The Sarah Jane Adventures – Eye of the Gorgon

I would say that this story is more successful than the Slitheen opening story. Quite a time seems to have passed between Revenge of the Slitheen and this adventure as Clyde is now fully integrated into the cast, and Sarah is quite happy to let him stay in her house even when she isn’t there, which shows that there is quite a gap there.

The pace of these episodes was full on with a race against time to stop the Gorgons from coming back to the Earth and also to save Maria’s dad from being stuck in the form of a statue for eternity.

That is quite a lot to happen in just twenty-five minutes and due to the nature of the show being primarily aimed at a younger audience it succeeds, and even though for people of our age (who really shouldn’t be watching it) it is pretty much a piece of fluff with little substance and not a lot else, for the core audience it is an exciting, thrilling piece of television, which they should consider themselves lucky to have, as more often than not we didn’t always get children’s television like that in our day.

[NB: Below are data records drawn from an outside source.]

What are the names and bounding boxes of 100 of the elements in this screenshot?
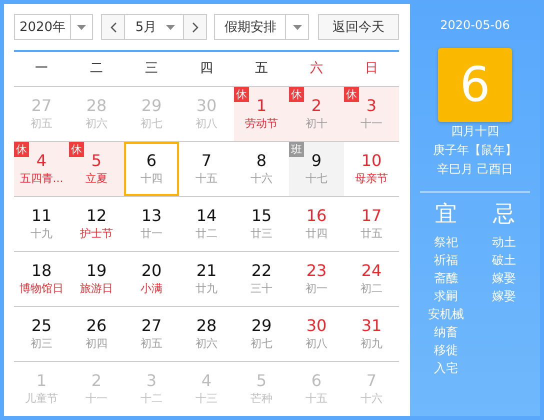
day-cell[interactable]: 7 十五 xyxy=(179,142,234,196)
lunar-date: 初九 xyxy=(360,337,382,351)
lunar-date: 博物馆日 xyxy=(20,282,64,296)
ganzhi-date: 辛巳月 己酉日 xyxy=(437,161,513,178)
suitable-item: 斋醮 xyxy=(434,270,458,287)
lunar-date: 廿三 xyxy=(250,227,272,241)
day-cell[interactable]: 休 5 立夏 xyxy=(69,142,124,196)
day-cell[interactable]: 8 十六 xyxy=(234,142,289,196)
day-cell[interactable]: 29 初七 xyxy=(234,307,289,361)
chevron-right-icon xyxy=(192,22,199,32)
rest-day-badge: 休 xyxy=(14,142,29,157)
lunar-date: 十九 xyxy=(30,227,52,241)
day-cell[interactable]: 12 护士节 xyxy=(69,197,124,251)
weekday-label: 六 xyxy=(309,60,324,78)
day-cell[interactable]: 6 十四 xyxy=(124,142,179,196)
day-number: 27 xyxy=(31,97,52,115)
holiday-select[interactable]: 假期安排 xyxy=(214,14,309,40)
avoid-item: 嫁娶 xyxy=(492,288,516,305)
day-cell[interactable]: 16 廿四 xyxy=(289,197,344,251)
day-number: 17 xyxy=(361,207,382,225)
day-cell[interactable]: 31 初九 xyxy=(344,307,399,361)
caret-icon xyxy=(166,24,176,30)
suitable-heading: 宜 xyxy=(435,201,457,229)
year-select[interactable]: 2020年 xyxy=(14,14,94,40)
lunar-date: 初十 xyxy=(306,117,328,131)
day-cell[interactable]: 23 初一 xyxy=(289,252,344,306)
day-cell[interactable]: 25 初三 xyxy=(14,307,69,361)
day-number: 26 xyxy=(86,317,107,335)
lunar-date: 初二 xyxy=(360,282,382,296)
lunar-year: 庚子年【鼠年】 xyxy=(433,142,517,159)
day-cell[interactable]: 20 小满 xyxy=(124,252,179,306)
month-select[interactable]: 5月 xyxy=(124,15,184,39)
suitable-item: 求嗣 xyxy=(434,288,458,305)
avoid-heading: 忌 xyxy=(493,201,515,229)
day-cell[interactable]: 24 初二 xyxy=(344,252,399,306)
day-number: 28 xyxy=(196,317,217,335)
lunar-date: 初七 xyxy=(250,337,272,351)
weekday-label: 日 xyxy=(364,60,379,78)
lunar-date: 初六 xyxy=(86,117,108,131)
day-cell[interactable]: 15 廿三 xyxy=(234,197,289,251)
lunar-date: 三十 xyxy=(250,282,272,296)
day-number: 29 xyxy=(141,97,162,115)
suitable-item: 入宅 xyxy=(434,360,458,377)
day-cell[interactable]: 28 初六 xyxy=(179,307,234,361)
lunar-date: 廿四 xyxy=(306,227,328,241)
day-cell[interactable]: 休 3 十一 xyxy=(344,87,399,141)
next-month-button[interactable] xyxy=(184,15,206,39)
return-today-button[interactable]: 返回今天 xyxy=(318,14,399,40)
suitable-item: 祭祀 xyxy=(434,234,458,251)
lunar-date: 芒种 xyxy=(250,392,272,406)
day-cell[interactable]: 26 初四 xyxy=(69,307,124,361)
rest-day-badge: 休 xyxy=(69,142,84,157)
lunar-date: 十六 xyxy=(250,172,272,186)
lunar-date: 廿五 xyxy=(360,227,382,241)
day-number: 27 xyxy=(141,317,162,335)
lunar-date: 十三 xyxy=(196,392,218,406)
day-cell[interactable]: 10 母亲节 xyxy=(344,142,399,196)
day-number: 31 xyxy=(361,317,382,335)
weekday-label: 五 xyxy=(254,60,269,78)
lunar-date: 旅游日 xyxy=(80,282,113,296)
day-cell[interactable]: 22 三十 xyxy=(234,252,289,306)
lunar-date: 十七 xyxy=(306,172,328,186)
day-cell[interactable]: 17 廿五 xyxy=(344,197,399,251)
weekday-label: 四 xyxy=(199,60,214,78)
day-cell[interactable]: 11 十九 xyxy=(14,197,69,251)
day-number: 13 xyxy=(141,207,162,225)
avoid-item: 动土 xyxy=(492,234,516,251)
lunar-date: 廿九 xyxy=(196,282,218,296)
previous-month-button[interactable] xyxy=(102,15,124,39)
day-cell[interactable]: 21 廿九 xyxy=(179,252,234,306)
suitable-item: 安机械 xyxy=(428,306,464,323)
day-number: 16 xyxy=(306,207,327,225)
day-number: 28 xyxy=(86,97,107,115)
day-number: 10 xyxy=(361,152,382,170)
lunar-date: 母亲节 xyxy=(355,172,388,186)
day-number: 29 xyxy=(251,317,272,335)
day-cell[interactable]: 休 4 五四青... xyxy=(14,142,69,196)
day-cell[interactable]: 14 廿二 xyxy=(179,197,234,251)
day-number: 18 xyxy=(31,262,52,280)
lunar-date: 十二 xyxy=(140,392,162,406)
day-number: 4 xyxy=(201,372,212,390)
day-number: 1 xyxy=(36,372,47,390)
day-number: 7 xyxy=(366,372,377,390)
day-cell[interactable]: 19 旅游日 xyxy=(69,252,124,306)
lunar-date: 十一 xyxy=(360,117,382,131)
day-number: 8 xyxy=(256,152,267,170)
day-cell[interactable]: 30 初八 xyxy=(289,307,344,361)
day-number: 4 xyxy=(36,152,47,170)
lunar-date: 劳动节 xyxy=(245,117,278,131)
rest-day-badge: 休 xyxy=(344,87,359,102)
day-cell[interactable]: 27 初五 xyxy=(124,307,179,361)
day-cell[interactable]: 休 2 初十 xyxy=(289,87,344,141)
lunar-date: 儿童节 xyxy=(25,392,58,406)
day-number: 11 xyxy=(31,207,52,225)
lunar-date: 十六 xyxy=(360,392,382,406)
day-cell[interactable]: 13 廿一 xyxy=(124,197,179,251)
day-cell[interactable]: 休 1 劳动节 xyxy=(234,87,289,141)
day-number: 23 xyxy=(306,262,327,280)
day-cell[interactable]: 班 9 十七 xyxy=(289,142,344,196)
day-cell[interactable]: 18 博物馆日 xyxy=(14,252,69,306)
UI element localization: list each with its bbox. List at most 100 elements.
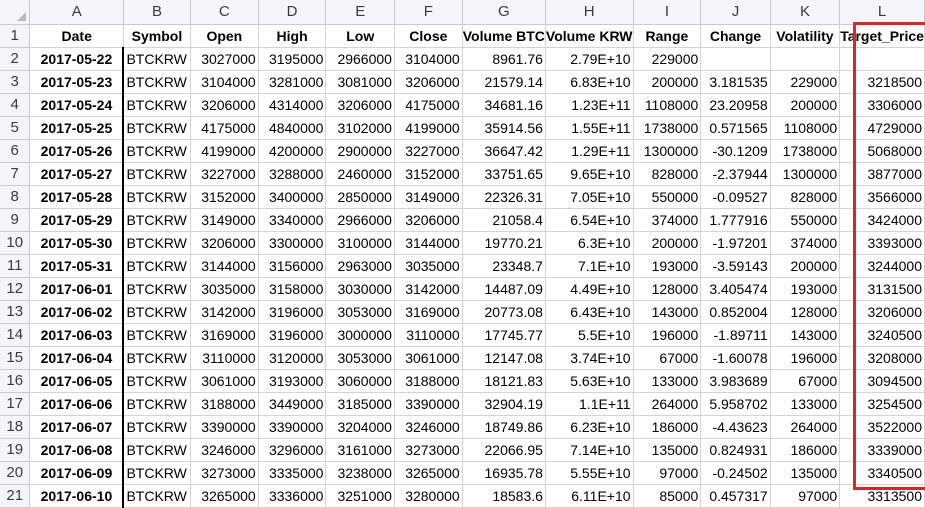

Maria’s mother continues to be annoying and at times you are actually glad that she is not with Maria’s dad any more, just because she would be a nightmare to live with and you hope that Maria will not become like her mother when she is older because if she does then god help her.

Clyde doesn’t have a great deal to do in this episode and along with Luke isn’t actually able to be that proactive in this episode due to the fact that they are both held prisoner along with Sarah Jane.

Luckily all is not lost as there is someone else who can help to save the day. However, in the previous episode she was having a bit of a teenage temper tantrum.

It did make me laugh in the scene when Bea handed Maria a mirror and Maria couldn’t work out why on earth she was being given a mirror. Bea’s exasperated comment about the state of education these days was exactly what I was thinking at that moment!

The effects work in this story was up to the usual standard that we are used to in Doctor Who, which makes it look totally unlike anything else being broadcast on Childrens BBC at the moment, and less like a programme made for children and more like a full blooded scripted drama for a family audience just like the parent show.